Stylometry (see Wikipedia definition)
is the study of the unique linguistic styles and writing behaviors of individuals in order to determine authorship. Stylometry can be used to attribute authorship to anonymous or
disputed documents, and it has legal as well as academic and literary applications.
Stylometry has been used to determine (or narrow the possibilities of) the authorship of historic documents,
of ransom notes, and of other documents in forensics, etc.
Stylometry uses statistical analysis, pattern recognition, and artificial intelligence techniques.
The input data are simply plaintext files.
For features, stylometry typically analyzes the text by using word frequencies and identifying patterns
in common parts of speech.
A framework paper and
MIT Thesis describe some existing systems.
Last semester we developed a reasonably robust Pace University Stylometry Biometric System (PSBS)
and the feature set is being enlarged currently by Vinnie Monaco.
The design of the stylometry features is based on the following criteria:
- ratios of counts likely to characterize an individual's stylometric preferences
- the categories and many features described in the above "framework paper"
- the character-based features of the keystroke features
(for stylometry, however,
they are character and digram frequency statistics rather than key-press duration and transition statistics)
The 2008 federal Higher Education Opportunity Act requires institutions of higher learning
to make greater access control efforts for the purposes of assuring that students of record
are those actually accessing the systems and taking exams in online courses
by adopting identification technologies as they become more ubiquitous.
To meet these needs, keystroke and stylometry biometrics were investigated at Pace University
towards developing a robust system to authenticate (verify) online test takers.
The performance of the stylometry system on online tests, however, was rather poor and simply fusing the keystroke and stylometry systems
by combining their features did not boost the performance of the keystroke system alone.
This work has been described in
last semester's technical paper from Research Day 2011
and extended in the IJCB2011 paper
to be presented at the International Joint Conference on Biometrics in October 2011.
Everything related to last semester's stylometry project (user guides for input system and feature extractor, technical papers) is at
Revised data collected.
Because the stylometry results were rather poor last semester,
this project will focus solely on stylometry and on much longer text input with the aim of obtaining reasonable accuracy on the PSBS.
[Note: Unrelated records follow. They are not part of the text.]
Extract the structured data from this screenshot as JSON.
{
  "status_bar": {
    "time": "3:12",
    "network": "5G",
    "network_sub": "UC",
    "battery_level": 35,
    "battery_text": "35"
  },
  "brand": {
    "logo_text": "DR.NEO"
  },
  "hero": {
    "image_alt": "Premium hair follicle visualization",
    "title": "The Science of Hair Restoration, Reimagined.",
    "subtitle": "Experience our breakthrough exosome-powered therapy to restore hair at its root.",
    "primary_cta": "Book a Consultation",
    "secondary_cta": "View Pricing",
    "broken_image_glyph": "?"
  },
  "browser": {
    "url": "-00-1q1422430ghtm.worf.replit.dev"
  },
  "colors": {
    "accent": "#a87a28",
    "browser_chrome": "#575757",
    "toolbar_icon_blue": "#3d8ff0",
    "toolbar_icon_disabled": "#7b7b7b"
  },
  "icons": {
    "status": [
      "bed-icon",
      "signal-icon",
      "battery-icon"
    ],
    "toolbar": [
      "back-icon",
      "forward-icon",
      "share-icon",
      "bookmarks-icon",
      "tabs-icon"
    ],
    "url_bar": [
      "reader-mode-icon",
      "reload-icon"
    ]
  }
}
This semester we will first find books on the Internet, for example see
where you can cut-and-paste an HTML book into Notepad to get it into text form (.txt).
We will start with 30 authors and 10 writing samples from each author, 5 for training and 5 for testing.
Most of this semester's effort will be running experiments to obtain accuracy (e.g., Equal Error Rate) as a function of text length
or as a function of population size (number of authors).
We would like to run experiments with samples of different word lengths -
for example, the first 250 words of each of the 300 samples, the first 500 words of each sample, etc.
We will likely
We have some long-text samples and expect to obtain more from DPS students and DPS graduates teaching at various institutions.
Fast Agile XP Deliverables
We will use the agile methodology,
particularly Extreme Programming (XP) which involves small releases and fast turnarounds in roughly two-week iterations.
Many of these deliverables can be done in parallel by different members or subsets of the team.
The following is the current list of deliverables
(ordered by the date initiated, deliverable modifications marked in red,
initiated date marked in bold red if programming involved,
completion date and related comments marked in green,
pseudo-code marked in blue):
Work with your customers to determine the type or types of books to use.
For example, do we want all the books to be of the same type, like science fiction or romance?
Or do we want books of a variety of types and from different time periods to facilitate distinguishing among them?
Then find 30 authors that have each written 10 books. We now have 300 books, half for training and half for testing PSBS.
Create a program that reads in a book text file and outputs samples of different lengths -
the first 250, 500, 750, 1000, 1500, 2000, 2500, 3000, 4000, 5000 words (10 different word lengths).
- 9/22 (1-2 weeks)
Experiment 1: using the 250-word samples, train PSBS on 5 samples from each of the 30 authors and
test PSBS on the other 5 samples from each of the 30 authors to obtain a Receiver Operating Characteristic (ROC) Curve.
Work with Vinnie Monaco to learn how to run the various programs of the system.
- 9/22 (1-2 weeks)
Run similar experiments using the other sample lengths.